Citazione di: Ipazia il 10 Gennaio 2020, 21:22:12 PMCitazione di: niko il 10 Gennaio 2020, 15:11:08 PM
Per un pregiudizio forse anche scientista, crediamo che la natura si esprima con i numeri, in realtà la natura è una, e si slancia verso l'infinito in ogni sua sia pur minima forma di esistenza, quindi quello da cui essa prescinde sono proprio i numeri.
Il numero, cioè la mediazione possibile e diffusa tra uno e infinito, l'arbitrariamente grande e l'arbitrariamente piccolo, siamo noi. E' la nostra coscienza nella natura, che ce ne restituisce un frammento arbitrario.
Lo scientismo ha tanti difetti, ma questi non includono le paturnie numerologiche che sono piuttosto un vezzo metafisico fin dai tempi di Pitagora. Lo scientismo ha la fissa di ritenere tutto calcolabile, ma le disquisizioni sull'Uno, il Nulla (zero) e l'Infinito le lascia ai filosofi.
Beh, io intendevo anche la tradizione nobile dello scientismo; Galileo afferma che il libro della natura è scritto nel linguaggio della matematica e della geometria; la metafora del libro della natura, che compare e ha grande importanza nel dialogo sui massimi sistemi di Galileo, era vecchia anche ai suoi tempi e risale a san Bonaventura (1200 circa), che parla dei due libri che avrebbe scritto Dio per l'uomo, le sacre scritture e la creazione (la natura); creazione che agli occhi del saggio e dell'innocente può essere letta -decifrata- come un libro e che ha lo stesso valore di verità della sacra scrittura. Dunque nell'immaginario occidentale passiamo da una natura simile a una bibbia, che parla per lettere, parole e simboli, a una natura simile a un libro di matematica senza testo, che parla per numeri, espressioni numeriche e figure geometriche. Questo libro metaforico non solo esprime la natura, ma è la natura, perché si immagina che i suoi numeri e le sue forme siano sempre all'opera, sempre validi, sempre veri, che qualcuno lo legga o no.

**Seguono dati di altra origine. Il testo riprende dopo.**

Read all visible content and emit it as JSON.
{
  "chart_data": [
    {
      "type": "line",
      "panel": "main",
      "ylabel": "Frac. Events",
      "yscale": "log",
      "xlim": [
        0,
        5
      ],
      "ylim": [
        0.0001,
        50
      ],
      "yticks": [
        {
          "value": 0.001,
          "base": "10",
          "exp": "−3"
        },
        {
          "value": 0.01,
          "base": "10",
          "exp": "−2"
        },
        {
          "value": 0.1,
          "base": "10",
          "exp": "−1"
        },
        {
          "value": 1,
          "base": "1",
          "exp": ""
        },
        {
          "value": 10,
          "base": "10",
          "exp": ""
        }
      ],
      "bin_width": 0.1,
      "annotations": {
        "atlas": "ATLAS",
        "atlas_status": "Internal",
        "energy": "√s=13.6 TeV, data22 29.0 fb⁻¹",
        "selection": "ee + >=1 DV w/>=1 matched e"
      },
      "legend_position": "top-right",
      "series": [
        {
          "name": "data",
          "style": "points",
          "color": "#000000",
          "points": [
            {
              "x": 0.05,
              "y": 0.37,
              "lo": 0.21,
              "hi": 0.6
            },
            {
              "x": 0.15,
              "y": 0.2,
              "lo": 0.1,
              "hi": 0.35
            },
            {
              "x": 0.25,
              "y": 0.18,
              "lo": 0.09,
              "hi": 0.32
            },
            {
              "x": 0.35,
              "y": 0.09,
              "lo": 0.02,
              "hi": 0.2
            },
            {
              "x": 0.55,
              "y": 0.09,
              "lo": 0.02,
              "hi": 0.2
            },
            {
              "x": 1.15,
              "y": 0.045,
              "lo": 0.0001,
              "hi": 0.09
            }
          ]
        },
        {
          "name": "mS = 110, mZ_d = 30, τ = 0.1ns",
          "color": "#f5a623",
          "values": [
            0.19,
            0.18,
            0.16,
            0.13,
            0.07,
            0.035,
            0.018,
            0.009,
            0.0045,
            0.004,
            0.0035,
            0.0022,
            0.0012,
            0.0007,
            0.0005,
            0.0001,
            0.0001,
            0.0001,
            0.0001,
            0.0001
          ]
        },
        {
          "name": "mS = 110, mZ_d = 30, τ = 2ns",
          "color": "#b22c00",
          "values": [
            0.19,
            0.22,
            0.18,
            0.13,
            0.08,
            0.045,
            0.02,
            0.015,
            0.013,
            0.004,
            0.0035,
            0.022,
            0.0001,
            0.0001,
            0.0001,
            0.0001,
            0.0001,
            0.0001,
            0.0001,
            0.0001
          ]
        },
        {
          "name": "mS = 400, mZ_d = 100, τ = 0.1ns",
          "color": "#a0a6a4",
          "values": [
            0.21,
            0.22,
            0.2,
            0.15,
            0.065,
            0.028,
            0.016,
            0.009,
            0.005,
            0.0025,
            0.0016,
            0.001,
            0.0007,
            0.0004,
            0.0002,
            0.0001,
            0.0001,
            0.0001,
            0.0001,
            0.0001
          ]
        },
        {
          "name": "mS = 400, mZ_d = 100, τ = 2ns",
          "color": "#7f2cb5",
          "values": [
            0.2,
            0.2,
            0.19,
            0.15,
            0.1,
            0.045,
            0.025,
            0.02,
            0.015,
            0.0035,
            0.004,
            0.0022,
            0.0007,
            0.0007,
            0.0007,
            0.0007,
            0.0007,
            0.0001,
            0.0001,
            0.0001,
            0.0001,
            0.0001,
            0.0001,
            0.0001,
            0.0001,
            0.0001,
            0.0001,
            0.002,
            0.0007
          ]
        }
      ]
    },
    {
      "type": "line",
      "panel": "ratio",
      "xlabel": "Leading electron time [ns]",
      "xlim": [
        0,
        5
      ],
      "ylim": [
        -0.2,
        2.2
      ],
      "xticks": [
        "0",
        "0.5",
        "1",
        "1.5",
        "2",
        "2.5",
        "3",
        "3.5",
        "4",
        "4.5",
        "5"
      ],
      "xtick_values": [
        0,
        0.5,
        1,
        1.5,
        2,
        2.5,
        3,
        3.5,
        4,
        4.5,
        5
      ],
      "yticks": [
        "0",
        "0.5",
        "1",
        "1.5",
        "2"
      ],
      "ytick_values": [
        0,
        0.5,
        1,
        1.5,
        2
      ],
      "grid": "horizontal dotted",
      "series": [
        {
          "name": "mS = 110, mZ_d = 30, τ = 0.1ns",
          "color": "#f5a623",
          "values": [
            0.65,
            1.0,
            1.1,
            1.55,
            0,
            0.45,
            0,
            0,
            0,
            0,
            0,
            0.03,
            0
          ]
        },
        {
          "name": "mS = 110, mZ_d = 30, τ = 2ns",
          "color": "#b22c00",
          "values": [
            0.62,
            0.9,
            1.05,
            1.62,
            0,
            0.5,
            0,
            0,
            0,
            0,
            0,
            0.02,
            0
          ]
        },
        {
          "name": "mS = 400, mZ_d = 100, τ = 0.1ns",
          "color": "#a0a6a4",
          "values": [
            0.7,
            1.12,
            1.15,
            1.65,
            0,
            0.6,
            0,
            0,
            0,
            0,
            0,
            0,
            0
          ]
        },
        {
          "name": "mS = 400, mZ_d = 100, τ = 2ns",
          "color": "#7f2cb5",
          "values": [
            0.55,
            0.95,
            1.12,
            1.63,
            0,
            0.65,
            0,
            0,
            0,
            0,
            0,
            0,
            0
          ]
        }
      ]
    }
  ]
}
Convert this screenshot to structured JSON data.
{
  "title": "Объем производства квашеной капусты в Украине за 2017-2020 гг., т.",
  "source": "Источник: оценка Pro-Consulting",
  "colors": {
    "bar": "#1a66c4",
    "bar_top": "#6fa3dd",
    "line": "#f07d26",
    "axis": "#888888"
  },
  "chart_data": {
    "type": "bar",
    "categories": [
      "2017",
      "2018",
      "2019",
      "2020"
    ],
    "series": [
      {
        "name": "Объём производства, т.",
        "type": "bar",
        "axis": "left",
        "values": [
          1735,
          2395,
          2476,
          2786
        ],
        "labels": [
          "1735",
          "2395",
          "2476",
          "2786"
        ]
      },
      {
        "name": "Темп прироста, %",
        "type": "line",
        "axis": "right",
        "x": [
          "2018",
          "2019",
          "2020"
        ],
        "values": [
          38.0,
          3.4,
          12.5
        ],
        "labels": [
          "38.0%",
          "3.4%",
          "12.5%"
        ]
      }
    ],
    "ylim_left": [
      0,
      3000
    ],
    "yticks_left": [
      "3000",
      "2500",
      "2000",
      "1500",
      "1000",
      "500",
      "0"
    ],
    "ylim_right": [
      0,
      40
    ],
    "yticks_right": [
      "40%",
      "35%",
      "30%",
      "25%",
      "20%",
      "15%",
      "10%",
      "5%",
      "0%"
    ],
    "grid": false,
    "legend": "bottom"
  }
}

Difficile dunque pensare che questa sia solo una questione di calcolo: la scienza ci restituisce una visione del mondo in cui la matematica è intrinseca alla natura; basti pensare al principio di conservazione dell'energia, alla ipotesi indimostrata ma plausibile che l'energia totale dell'universo sia zero, alla casualità epistemica della meccanica quantistica, al principio di indeterminazione, all'eliminazione dell'infinito dalla stragrande maggioranza delle teorie cosmologiche, che ci restituiscono quasi tutte un mondo finito e autocontenuto, profondamente aristotelico nelle sue concezioni di fondo -almeno topologiche-, nonché inesteso (e quindi monadico, spiritualizzato) rispetto all'esistenza di un eventuale spazio infinito che lo contenga.
Superato ogni distinzione tra fenomeno e numeno, la scienza non si occupa di entità, ma di rapporti, e questi rapporti sono esprimibili numericamente: la scienza afferma che il funzionamento regolare della natura avviene che qualcuno lo calcoli o no, quindi implicitamente trova le causa della regolarità della natura nella natura stessa e non nell'uomo o nel suo agire, calcolare compreso.
Il pensiero di un limite a quanto il futuro possa differire dal passato, e un luogo da un altro (quella che Platone chiama la congenericità della natura e che Hume mette in dubbio con geniale scetticismo) dà senso alla scienza: il pensiero di un limite immanente alla quantità di differenza possibile tra le sue parti unifica e matematizza il mondo. Cade la differenza tra cielo e terra, la forza che fa cadere una mela è la stessa che muove i pianeti. Se ci fossero due luoghi assolutamente incompatibili tra loro nello spazio, o due attimi assolutamente incompatibili nel tempo, tali cioè che l'esistenza dell'uno escluda l'esistenza dell'altro, la scienza non avrebbe senso, almeno non nelle sue pretese universaliste e scientiste; sarebbe scienza di una parte del mondo e non di tutto il mondo, mondo che essa unifica sotto la bandiera del numero, dell'osservazione ripetibile e della matematica: è per questo che la scienza non è letteratura, misticismo, intimismo o poesia.